After my bike ride I mowed my lawn and trimmed a couple of bushes that had gone native.  This is the second time I’ve mowed my own lawn.  It takes a lot of energy for me to push mow and with frequent rest breaks it takes 3-4 times longer to get the entire yard cut.  Here is a short video of me mowing the lawn 


After dinner I changed my hand bells to a higher weight.  I do a lot of weight training with hand bells and it was time to increase the weight I am lifting.  Having to use the handrail on the stairs meant that I could only carry one down and one back up at a time.  All my weights are downstairs except the ones I am currently using.  I don’t usually go up and down the flights of stairs at home more than once every few days.  It takes a lot of extra energy to go up the stairs and quite a bit of mental energy to go down; so I limit what I do.  I ended up getting lots of good exercise on the stairs as I traded my sets of 10 & 12 lbs. for the 15 & 20 lbs. sets.
 
When I took my prosthesis off before bed on Monday, I found that I had developed a sore on the back of my residual limb.  It feels like a bad rug burn.  My liner must have pinched and rubbed me raw.  That means that I won’t be wearing my leg for the next few days because the wound has to heal.  Wound care is extremely important for an amputee and an open sore halts use of the leg. I have sent an email into my doctor to verify what needs to be done.

Thought for the Day:

When I discovered that I had the raw spot on my leg on Monday night, it was a challenge to my emotional wellbeing.  I knew right away that it meant not wearing my prosthesis and riding the wheelchair 24/7 until it heals.  My first thought was, “Not this week!”  I have an event scheduled every day for the next three days that I was planning to attend/participate in.  That’s all changed now.

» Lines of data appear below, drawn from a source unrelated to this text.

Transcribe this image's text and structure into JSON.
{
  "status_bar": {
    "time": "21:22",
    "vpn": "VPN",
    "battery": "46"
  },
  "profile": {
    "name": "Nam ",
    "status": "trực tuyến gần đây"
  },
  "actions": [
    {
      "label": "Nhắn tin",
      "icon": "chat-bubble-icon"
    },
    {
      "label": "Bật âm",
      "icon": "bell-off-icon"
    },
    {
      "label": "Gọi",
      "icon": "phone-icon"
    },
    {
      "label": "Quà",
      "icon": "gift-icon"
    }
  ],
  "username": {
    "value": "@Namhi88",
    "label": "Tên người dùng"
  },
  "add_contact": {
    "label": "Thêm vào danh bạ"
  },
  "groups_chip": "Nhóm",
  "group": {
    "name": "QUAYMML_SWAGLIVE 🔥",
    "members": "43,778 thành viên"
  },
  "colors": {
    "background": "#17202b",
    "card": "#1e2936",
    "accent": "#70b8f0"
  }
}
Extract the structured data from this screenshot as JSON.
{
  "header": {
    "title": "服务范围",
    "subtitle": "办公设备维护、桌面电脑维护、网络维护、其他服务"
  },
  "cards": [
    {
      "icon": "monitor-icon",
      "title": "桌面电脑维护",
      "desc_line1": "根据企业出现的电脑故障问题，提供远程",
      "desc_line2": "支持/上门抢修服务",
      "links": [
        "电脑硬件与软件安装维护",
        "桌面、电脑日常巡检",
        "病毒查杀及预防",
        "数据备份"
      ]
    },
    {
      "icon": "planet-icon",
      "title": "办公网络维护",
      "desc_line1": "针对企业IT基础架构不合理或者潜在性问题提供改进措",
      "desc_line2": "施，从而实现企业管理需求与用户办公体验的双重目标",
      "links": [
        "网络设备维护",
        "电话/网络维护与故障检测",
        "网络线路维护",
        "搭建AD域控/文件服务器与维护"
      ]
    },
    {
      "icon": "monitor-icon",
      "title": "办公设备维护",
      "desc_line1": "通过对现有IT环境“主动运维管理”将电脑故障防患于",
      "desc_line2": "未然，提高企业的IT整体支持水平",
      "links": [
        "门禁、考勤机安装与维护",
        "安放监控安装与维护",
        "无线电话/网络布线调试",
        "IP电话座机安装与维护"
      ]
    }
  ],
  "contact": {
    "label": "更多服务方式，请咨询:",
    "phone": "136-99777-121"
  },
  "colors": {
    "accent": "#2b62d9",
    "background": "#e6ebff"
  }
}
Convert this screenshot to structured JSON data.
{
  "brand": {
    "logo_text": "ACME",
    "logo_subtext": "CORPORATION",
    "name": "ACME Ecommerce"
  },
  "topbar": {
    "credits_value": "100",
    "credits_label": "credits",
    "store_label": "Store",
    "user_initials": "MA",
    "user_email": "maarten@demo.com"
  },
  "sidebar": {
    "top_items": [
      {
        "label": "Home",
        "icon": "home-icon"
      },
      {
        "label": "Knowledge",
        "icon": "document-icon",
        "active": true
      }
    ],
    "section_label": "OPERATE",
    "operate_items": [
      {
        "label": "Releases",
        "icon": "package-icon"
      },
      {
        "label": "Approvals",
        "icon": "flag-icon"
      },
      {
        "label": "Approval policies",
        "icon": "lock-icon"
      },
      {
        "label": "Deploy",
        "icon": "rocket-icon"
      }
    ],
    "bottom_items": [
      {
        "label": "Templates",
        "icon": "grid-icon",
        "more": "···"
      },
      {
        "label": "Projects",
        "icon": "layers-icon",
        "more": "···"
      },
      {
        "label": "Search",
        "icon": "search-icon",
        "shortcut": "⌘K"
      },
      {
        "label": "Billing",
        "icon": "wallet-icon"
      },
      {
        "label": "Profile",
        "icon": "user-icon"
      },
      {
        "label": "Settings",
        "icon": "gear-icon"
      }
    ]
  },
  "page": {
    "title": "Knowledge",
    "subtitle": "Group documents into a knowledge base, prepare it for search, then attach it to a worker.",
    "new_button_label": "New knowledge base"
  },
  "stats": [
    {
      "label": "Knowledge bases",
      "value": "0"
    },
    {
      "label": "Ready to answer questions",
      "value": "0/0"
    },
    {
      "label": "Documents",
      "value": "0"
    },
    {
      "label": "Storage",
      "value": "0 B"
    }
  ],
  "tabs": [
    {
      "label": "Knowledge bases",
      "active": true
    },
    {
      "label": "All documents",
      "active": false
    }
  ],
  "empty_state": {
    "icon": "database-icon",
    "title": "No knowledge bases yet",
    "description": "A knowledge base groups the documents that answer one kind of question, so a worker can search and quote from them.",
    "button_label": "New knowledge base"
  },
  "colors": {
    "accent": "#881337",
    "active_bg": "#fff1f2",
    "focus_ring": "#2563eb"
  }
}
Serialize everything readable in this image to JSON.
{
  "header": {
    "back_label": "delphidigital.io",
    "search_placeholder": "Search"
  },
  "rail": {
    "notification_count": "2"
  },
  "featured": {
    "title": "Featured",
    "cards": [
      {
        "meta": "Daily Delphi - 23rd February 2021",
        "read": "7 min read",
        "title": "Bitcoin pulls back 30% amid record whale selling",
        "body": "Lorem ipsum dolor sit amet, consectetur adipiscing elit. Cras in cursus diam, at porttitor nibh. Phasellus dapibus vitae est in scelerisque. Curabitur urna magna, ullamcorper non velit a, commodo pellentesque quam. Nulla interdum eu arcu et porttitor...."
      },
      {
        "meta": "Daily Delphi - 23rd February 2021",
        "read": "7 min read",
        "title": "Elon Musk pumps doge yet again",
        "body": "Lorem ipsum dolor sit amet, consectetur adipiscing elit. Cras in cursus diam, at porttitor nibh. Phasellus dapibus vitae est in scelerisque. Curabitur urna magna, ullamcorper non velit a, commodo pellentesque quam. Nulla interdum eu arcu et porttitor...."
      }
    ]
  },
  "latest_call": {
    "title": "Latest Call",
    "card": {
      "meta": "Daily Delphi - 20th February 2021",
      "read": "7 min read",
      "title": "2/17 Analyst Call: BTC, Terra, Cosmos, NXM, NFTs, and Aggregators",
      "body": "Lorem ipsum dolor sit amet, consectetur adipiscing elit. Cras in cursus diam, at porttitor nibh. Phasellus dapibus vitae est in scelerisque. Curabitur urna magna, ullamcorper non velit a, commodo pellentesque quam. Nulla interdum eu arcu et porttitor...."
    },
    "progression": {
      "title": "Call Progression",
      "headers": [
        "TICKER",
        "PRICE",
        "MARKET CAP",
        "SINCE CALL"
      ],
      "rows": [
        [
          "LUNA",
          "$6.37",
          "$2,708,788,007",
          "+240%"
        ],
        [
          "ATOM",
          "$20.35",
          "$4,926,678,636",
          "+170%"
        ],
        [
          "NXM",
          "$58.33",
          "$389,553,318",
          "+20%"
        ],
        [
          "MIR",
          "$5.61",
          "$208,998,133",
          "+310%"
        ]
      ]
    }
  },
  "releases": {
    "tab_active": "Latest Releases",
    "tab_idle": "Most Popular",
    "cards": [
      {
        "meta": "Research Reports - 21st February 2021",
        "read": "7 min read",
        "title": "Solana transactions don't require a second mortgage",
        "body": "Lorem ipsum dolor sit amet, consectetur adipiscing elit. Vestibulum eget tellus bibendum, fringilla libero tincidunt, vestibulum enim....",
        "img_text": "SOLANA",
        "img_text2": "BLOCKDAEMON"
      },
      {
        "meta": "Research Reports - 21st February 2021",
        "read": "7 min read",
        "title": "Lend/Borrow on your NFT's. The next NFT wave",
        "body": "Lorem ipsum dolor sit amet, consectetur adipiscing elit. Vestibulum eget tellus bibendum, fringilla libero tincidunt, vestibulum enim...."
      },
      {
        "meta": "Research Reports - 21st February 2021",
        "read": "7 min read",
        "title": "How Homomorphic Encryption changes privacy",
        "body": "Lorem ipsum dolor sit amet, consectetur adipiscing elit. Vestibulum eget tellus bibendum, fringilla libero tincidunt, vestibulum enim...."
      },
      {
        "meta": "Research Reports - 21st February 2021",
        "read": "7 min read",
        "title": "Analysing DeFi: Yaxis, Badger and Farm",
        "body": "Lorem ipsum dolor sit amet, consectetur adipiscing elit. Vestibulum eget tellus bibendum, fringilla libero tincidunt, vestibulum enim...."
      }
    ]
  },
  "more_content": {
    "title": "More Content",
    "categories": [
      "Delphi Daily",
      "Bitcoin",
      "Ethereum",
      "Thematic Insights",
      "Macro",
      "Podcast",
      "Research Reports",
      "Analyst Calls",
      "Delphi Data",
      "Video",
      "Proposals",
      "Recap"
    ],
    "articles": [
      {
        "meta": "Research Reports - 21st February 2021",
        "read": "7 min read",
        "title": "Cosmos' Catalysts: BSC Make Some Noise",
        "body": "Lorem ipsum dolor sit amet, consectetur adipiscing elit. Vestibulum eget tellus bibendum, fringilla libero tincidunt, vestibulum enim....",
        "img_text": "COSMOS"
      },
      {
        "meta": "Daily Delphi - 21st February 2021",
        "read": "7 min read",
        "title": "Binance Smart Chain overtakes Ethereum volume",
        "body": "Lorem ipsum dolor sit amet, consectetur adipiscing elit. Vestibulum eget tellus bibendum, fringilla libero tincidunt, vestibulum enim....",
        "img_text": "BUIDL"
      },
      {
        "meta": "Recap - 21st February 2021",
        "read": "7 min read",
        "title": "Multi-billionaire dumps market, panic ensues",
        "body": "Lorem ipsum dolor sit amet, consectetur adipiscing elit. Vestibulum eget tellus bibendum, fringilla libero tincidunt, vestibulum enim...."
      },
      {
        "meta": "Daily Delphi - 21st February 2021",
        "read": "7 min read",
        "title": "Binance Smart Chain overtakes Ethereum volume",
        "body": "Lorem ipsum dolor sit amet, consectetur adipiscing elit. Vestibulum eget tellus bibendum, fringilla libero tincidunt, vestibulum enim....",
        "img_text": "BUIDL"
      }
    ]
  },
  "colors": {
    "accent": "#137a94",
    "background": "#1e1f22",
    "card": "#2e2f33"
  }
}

Emotionally that revelation sought to bring me down.  It’s relatively easy to be happy and content when things are going right; it is much more difficult to keep that kind of attitude when things go wrong.  It is amazing how emotionally fragile most of us really are.  We can go from “Cloud Nine” to the “depths of despair” in a matter of moments.  Based upon what?  Our circumstances.

Allowing our circumstances to be in control of our emotional well-being is a recipe for disaster.  Each one of us faces a mixture of good and bad situations.  Sometimes it seems like the bad ones had been backed up and suddenly broke free to dump on our day.  Wham! Wham! Wham! (That’s a Triple Whammy, if you are counting).

If I let circumstances determine my happiness, then I no longer am in control of my life.  I don’t like that because there will be too many days of misery, so I am going to choose my own attitude, thank you very much!  I choose to be content.  I may not feel like grinning ear-to-ear but I choose to be at peace about my life. 

I have to admit that I am not perfect at this.  I got frustrated and a little hostile about the refrigerator not cooperating and going back together easily after we took it apart to get it through the doors.  But this is my goal and this is what I strive towards—peaceful acceptance of what is and what cannot be changed.  Don’t misunderstand—I am all for changes that improve my life and I will strive mightily to make them happen if it is possible; but when things go wrong as they often will, I choose not to emotionally follow them down the path towards that dark hole.


I hope you have a great day in store for you today; but if you don’t, I hope that you choose not to let your attitude crash and burn.